As is shown above, ClinVar data provides great utility in helping provide potential diagnoses for patients. We have therefore developed an approach to include ClinVar data in rare disease tiering. Before incorporating this, we wanted to assess the impact of the modified tiering approach on the number of variants that are returned to clinical scientists. To do this, we selected 200 random NHS Genomic Medicine Service cases with varying family structures: 37 singletons (just the participant), 10 families with two participants sequenced, 151 families with three participants sequenced (quite often the proband along with their mother and father), and one family with four people sequenced). Across these different family structures, we assessed the difference in the number of variants prioritised with and without the inclusion of ClinVar variants using: (a) 0-stars and above, or (b) variants with only 1-star and above with at least one pathogenic assertion.

We assessed the most relaxed criteria that could be applied with the ClinVar data (0-star variants and above). For trios (the typical family structure), we find the mean number of TIER1 variants per case increases from 1.702 per case to 2.212. For singletons, the mean number of TIER1 variants increases from 1.595 to 1.649. In figure 2, we can also see that the distribution in the number of TIER1 variants does not change drastically after incorporation of ClinVar.

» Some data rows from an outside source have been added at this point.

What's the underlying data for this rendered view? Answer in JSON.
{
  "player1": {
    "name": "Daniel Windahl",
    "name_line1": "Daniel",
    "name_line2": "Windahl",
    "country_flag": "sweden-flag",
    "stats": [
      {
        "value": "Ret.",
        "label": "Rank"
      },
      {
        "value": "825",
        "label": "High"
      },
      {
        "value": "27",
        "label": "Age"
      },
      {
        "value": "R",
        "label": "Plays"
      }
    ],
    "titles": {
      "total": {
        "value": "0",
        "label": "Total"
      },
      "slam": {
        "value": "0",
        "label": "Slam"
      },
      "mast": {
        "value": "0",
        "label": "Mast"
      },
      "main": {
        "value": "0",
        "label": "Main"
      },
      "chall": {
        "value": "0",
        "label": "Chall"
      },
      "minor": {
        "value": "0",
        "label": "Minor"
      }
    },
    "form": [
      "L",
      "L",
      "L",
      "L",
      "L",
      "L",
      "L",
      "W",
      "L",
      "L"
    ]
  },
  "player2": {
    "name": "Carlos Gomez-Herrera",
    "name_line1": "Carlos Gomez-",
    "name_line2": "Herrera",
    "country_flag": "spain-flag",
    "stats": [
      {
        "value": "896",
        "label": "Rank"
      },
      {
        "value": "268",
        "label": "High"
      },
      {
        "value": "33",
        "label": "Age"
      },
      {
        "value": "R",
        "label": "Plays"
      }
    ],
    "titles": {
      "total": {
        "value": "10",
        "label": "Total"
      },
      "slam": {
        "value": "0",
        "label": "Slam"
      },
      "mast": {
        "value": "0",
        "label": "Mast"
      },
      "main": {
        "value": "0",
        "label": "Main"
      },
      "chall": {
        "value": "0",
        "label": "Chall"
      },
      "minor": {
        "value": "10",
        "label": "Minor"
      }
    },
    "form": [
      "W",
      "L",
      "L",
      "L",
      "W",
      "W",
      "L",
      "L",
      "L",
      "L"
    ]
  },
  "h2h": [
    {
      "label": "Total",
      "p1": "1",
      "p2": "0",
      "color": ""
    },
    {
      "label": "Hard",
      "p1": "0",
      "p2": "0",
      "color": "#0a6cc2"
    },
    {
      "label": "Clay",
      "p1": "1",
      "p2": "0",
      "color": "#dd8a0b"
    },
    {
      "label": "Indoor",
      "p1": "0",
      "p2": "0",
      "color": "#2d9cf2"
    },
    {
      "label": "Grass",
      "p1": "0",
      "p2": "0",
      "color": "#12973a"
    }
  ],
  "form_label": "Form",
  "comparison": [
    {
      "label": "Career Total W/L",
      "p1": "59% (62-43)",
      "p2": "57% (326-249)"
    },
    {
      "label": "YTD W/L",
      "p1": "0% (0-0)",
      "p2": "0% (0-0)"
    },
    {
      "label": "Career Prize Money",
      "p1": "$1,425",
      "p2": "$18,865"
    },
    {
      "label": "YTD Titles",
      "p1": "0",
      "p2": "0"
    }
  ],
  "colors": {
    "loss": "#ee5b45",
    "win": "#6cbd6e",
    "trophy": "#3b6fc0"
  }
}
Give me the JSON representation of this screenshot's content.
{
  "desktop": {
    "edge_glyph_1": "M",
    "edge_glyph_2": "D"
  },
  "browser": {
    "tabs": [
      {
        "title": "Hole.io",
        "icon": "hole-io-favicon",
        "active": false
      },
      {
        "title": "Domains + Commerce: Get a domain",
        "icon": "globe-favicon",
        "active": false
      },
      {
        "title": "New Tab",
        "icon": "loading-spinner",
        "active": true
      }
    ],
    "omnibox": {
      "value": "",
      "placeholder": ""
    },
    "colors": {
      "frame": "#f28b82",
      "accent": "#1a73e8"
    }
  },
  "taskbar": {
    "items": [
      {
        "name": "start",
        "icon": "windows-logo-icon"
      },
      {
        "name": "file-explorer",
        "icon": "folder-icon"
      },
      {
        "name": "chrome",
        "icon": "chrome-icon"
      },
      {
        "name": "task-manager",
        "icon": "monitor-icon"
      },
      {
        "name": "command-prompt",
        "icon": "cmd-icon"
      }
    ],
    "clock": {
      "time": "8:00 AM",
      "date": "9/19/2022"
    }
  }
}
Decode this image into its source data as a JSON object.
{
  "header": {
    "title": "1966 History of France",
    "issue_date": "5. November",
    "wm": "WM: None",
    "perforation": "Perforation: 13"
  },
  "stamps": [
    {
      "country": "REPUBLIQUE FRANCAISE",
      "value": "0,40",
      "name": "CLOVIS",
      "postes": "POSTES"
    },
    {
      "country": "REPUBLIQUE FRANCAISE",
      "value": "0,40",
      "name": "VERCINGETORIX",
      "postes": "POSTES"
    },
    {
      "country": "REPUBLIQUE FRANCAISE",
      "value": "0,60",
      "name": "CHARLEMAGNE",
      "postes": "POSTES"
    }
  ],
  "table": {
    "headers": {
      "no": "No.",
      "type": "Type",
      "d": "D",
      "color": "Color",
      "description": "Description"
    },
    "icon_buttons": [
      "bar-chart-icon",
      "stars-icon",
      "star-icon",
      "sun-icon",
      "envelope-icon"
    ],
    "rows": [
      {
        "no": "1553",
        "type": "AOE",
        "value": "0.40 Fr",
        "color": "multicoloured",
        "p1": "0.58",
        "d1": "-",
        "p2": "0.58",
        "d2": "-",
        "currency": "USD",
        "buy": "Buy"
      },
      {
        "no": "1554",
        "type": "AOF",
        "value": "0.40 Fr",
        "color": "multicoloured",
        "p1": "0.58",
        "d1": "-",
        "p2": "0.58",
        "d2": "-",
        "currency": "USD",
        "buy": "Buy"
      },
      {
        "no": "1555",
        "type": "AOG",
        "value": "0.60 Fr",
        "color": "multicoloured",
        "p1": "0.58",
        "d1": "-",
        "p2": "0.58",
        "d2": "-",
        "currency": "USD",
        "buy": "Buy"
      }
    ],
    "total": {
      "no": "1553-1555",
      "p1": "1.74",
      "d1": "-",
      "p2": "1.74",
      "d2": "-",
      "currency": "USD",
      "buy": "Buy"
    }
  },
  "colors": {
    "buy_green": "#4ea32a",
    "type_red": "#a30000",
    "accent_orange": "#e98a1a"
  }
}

This data gives us some confidence that the incorporation of ClinVar variants into tiering will improve our sensitivity of the pipelines. This should provide additional diagnoses without significantly increasing the workload for clinicians and clinical scientists.

Conclusions and further directions

The ability to pinpoint pathogenic variants amongst the millions detected per human genome is a considerable challenge. It balances sensitivity (ability to detect all genetic diagnoses) with specificity (number of variants clinical teams must assess). We have shown that, by incorporating ClinVar in our pipeline, we can increase the number of diagnoses identified without large increases to the burden of variant analysis.

We will continue to incorporate ClinVar updates into tiering to ensure that we can help to provide more diagnoses to patients. Similarly, we will also be prioritising diagnostic pathogenic/likely pathogenic variants from previous 100,000 Genomes Project and NHS Genomic Medicine Service cases in tiering. This should enable us to take advantage and learn from previous diagnoses in future prioritisation.